What Draft Experts Say
“Booth stays in phase because of his lower-body quickness and hip-flip skills to mirror routes, staying coordinated in his transitions and in position to make plays on the ball. There is nothing finesse about his playstyle and he takes his contain responsibilities seriously in the run game, but his downhill aggressiveness makes his tackling an adventure. Overall, Booth’s tape has some volatility and he must mature his feel for spacing, but he has fluid athleticism, finds the football, and disrupts the catch point, three important ingredients to playing the position at a high level. He has NFL starting traits (if he stays healthy) and projects best in a man-heavy scheme.”

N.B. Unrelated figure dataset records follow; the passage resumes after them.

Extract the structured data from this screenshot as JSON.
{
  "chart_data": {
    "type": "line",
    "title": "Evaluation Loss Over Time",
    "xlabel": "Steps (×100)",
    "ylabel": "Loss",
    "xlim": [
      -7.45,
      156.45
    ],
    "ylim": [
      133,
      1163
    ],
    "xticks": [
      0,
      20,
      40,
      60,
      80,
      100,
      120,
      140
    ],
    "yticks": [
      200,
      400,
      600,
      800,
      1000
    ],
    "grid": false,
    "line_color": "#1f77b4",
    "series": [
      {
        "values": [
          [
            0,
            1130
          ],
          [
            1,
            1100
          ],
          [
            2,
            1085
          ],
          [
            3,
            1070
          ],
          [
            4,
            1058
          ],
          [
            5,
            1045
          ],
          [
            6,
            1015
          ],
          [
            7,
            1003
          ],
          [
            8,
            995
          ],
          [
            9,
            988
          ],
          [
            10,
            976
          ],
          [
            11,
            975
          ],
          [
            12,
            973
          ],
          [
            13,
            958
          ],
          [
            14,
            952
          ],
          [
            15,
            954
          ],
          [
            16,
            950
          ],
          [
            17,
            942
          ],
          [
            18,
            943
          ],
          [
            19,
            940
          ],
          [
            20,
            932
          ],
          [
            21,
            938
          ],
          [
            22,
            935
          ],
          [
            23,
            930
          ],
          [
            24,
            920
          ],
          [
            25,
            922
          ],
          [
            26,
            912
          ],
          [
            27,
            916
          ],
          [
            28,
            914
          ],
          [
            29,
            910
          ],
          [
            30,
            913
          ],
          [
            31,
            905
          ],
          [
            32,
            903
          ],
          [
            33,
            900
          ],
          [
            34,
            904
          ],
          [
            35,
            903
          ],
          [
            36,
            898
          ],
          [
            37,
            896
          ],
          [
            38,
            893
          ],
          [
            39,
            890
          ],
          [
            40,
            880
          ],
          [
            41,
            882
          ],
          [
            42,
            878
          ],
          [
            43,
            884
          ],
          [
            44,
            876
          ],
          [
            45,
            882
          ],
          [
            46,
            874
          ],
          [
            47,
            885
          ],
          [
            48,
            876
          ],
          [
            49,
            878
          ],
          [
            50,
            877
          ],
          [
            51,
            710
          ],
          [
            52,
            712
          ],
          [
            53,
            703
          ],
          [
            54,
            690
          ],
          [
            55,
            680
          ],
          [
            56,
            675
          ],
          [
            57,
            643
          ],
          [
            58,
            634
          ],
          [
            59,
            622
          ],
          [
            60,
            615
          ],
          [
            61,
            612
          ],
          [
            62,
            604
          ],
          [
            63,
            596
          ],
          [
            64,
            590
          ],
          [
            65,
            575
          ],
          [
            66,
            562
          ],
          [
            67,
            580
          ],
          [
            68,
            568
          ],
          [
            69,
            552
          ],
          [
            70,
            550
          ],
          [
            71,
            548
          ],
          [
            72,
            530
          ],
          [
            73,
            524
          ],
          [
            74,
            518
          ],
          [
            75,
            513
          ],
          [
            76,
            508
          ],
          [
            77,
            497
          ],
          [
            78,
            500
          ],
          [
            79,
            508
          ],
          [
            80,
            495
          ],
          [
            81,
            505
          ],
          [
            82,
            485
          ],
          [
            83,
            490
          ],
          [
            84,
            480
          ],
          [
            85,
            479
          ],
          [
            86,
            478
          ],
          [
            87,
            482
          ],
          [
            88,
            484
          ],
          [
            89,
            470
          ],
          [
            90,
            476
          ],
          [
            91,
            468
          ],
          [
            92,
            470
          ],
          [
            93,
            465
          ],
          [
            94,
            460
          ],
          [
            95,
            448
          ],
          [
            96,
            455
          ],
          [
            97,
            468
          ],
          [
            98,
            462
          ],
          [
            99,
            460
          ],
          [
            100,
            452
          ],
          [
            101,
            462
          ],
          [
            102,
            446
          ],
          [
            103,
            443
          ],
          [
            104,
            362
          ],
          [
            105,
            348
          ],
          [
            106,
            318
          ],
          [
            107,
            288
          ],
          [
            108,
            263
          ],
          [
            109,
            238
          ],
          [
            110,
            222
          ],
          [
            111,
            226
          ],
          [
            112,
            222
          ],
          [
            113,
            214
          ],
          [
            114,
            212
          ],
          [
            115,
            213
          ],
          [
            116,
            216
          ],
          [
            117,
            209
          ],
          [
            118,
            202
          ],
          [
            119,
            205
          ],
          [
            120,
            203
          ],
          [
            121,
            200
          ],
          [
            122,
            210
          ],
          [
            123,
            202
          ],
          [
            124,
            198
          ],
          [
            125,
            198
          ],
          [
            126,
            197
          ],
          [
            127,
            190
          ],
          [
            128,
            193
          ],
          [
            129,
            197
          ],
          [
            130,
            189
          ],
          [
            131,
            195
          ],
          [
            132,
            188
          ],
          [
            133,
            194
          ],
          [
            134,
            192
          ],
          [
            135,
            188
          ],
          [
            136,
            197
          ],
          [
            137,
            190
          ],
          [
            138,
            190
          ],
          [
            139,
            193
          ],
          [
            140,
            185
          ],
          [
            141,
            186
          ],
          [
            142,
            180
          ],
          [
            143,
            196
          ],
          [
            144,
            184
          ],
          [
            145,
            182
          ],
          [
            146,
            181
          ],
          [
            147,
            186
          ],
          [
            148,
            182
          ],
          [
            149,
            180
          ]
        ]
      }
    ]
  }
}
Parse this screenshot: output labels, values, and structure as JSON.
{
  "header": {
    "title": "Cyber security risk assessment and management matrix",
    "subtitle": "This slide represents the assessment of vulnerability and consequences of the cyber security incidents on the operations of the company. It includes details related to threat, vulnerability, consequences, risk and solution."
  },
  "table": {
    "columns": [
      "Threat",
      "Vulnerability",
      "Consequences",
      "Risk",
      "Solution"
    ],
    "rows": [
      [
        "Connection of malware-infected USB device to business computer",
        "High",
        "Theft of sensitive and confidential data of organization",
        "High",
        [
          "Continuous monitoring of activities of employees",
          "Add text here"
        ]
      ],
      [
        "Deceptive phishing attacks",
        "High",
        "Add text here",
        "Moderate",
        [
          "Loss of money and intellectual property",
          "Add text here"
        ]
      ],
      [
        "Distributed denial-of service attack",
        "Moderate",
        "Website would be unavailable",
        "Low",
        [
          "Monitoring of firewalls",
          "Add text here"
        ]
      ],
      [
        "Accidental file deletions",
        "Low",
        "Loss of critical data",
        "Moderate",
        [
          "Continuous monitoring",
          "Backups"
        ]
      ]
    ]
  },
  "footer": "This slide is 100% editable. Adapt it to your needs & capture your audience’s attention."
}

“Booth is an athletic, quick-footed cornerback with very good ball skills. In press coverage, he doesn’t throw his hands to re-route but does a nice job of staying in the hip pocket of the wideout. He is fluid to open up and has enough speed to stay in phase versus vertical routes. He has been inconsistent in off coverage. Occasionally, he’s caught flat-footed and gives up plays over the top. However, he’s very good on balls thrown in front of him. He has some pop out of his plant and he can find and play the ball. He’s a willing tackler, but he had some costly misses in the games I studied. Overall, Booth is still a work in progress, but I believe he’ll develop into a solid number No. 2 cornerback.”
Andrew Booth Jr. is a solid prospect. But he is certainly behind Ahmad Gardner and Derek Stingley Jr., and probably behind Trent McDuffie too. It would be a reach to take him over one of those corners. but if they are off the board, and the Eagles trade down with that second pick and land Booth, it would be a move that is hard to argue with. His ball skills are elite, but there are some coverage concerns. Not enough to pass up on him, but enough to put him in the second tier of corners in this draft.